We had a perfectly working FreePBX server a few weeks ago, except it was starting to get overloaded.
We purchased a new, larger server, backed everything up, and then restored to the new phone server.
We found out very quickly that a “full backup” apparently doesn’t mean a “full backup”.
A lot of settings weren’t restored properly. One example is incoming routes. We had a handful set to ‘detect faxes’. These were magically flipped into ‘legacy mode’ so faxes were routed incorrectly. We had to manually change ~200 phone lines back to ‘yes’ instead of ‘legacy’…so this problem may be related, but I can’t seem to find it.
When people call in, it goes to an IVR that asks them to press 1 if they are a new customer or 2 if they are an existing customer. The options are simply for tracking purposes on our end.
Pressing 1 sends them to a queue–and for the purposes of this issue I’m ignoring this option.
Pressing 2 sends them to a ring group.
The ring group consists of a handful of Digium D60 phones.
Dialing that ring group from my internal phone always works. It always rings the phones, and someone always answers.

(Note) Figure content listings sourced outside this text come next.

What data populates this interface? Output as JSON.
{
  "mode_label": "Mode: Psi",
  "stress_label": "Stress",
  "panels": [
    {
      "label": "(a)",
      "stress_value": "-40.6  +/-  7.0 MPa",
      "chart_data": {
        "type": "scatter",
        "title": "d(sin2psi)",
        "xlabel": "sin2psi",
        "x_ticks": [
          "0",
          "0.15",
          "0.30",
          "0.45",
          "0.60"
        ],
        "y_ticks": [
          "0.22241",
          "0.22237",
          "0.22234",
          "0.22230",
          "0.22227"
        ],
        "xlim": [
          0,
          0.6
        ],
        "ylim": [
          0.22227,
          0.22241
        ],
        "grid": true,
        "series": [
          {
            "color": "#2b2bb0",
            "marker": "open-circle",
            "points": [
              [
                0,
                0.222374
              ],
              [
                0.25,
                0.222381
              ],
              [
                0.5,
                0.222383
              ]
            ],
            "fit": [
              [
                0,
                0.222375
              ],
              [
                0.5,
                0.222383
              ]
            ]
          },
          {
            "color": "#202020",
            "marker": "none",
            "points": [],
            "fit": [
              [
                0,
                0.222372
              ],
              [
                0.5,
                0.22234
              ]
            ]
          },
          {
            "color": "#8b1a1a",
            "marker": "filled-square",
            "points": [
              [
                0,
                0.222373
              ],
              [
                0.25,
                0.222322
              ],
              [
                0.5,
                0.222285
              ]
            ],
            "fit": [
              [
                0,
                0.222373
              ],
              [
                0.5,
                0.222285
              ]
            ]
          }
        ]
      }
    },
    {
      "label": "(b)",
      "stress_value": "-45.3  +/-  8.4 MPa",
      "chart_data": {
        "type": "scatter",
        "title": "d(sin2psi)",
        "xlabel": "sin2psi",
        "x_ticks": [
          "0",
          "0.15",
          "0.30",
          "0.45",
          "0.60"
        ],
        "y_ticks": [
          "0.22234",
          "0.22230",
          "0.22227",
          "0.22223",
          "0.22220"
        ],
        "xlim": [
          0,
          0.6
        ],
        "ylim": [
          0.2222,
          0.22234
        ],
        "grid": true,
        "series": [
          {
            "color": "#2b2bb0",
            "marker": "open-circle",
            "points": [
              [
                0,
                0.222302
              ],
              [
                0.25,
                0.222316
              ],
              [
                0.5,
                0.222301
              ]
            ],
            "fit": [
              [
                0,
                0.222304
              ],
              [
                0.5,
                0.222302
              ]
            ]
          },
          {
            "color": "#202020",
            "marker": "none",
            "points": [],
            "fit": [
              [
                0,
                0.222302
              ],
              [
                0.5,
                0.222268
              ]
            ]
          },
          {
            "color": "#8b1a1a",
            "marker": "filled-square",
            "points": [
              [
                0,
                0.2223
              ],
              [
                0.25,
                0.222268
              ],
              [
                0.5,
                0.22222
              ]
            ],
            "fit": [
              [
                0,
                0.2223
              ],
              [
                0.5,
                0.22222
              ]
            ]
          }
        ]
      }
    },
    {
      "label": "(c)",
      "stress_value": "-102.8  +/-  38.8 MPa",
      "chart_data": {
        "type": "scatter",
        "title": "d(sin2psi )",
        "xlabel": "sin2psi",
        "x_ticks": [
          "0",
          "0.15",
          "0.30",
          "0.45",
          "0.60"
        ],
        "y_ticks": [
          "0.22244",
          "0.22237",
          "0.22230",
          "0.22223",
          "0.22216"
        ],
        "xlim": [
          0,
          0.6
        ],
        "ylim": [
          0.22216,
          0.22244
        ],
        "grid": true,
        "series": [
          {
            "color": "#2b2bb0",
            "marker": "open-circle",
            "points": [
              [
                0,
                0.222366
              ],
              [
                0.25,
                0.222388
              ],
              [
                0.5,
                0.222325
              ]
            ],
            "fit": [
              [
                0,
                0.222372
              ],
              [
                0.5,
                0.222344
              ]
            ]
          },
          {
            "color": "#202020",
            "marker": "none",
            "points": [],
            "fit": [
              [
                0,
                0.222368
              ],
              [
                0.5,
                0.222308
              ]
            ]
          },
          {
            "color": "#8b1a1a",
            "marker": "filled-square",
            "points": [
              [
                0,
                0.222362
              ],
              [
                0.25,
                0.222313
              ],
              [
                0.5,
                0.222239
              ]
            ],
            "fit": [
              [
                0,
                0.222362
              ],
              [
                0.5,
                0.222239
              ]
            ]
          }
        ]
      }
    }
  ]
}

Calling in from a number of different sources (cell phone, home phone, Google Voice, etc…) will sometimes cause the phones to ring, and other times it immediately jumps to the ring group failover destination which is a time condition. If we are ‘in hours’ it goes to the queue I mentioned earlier. If we are ‘outside of hours’ it goes to voicemail.
It seems to be hit-or-miss, but when the phones in the ring group don’t ring, I will sometimes get dumped into the queue, and other times I will get dumped to voicemail.
Looking at the logs, I see:
== Spawn extension (from-internal, 4001, 1) exited non-zero on 'PJSIP/4002-00005f23' == Spawn extension (from-internal, 4001, 1) exited non-zero on 'PJSIP/4003-00005f24' == Spawn extension (from-internal, 4001, 1) exited non-zero on 'PJSIP/4010-00005f25' == Spawn extension (from-internal, 4001, 1) exited non-zero on 'PJSIP/4020-00005f26'
If I immediately dial those extensions or the ring group on my desk phone, the call connects and the phones ring.
Each office has a firewall that is NOT running SIP ALG. UDP timeouts are set to 300 seconds, and nothing firewall-related has changed in months. It’s the same config that was working from before move to a new server. Each office connects out over the internet to our phone server. There is no VPN or ‘internal network’ involved in the phones communicating. The only phones that are on the same network as the phone server is the call center. The call center users are the ones in the queue I referred to previously.
Rebooting phones involves does appear to clear up the issue for a few days, then it comes back…but it still doesn’t explain why the queue will frequently send users directly to voicemail when there are agents signed in and ready to take calls…and calls from other desk phones are able to get through to the queue.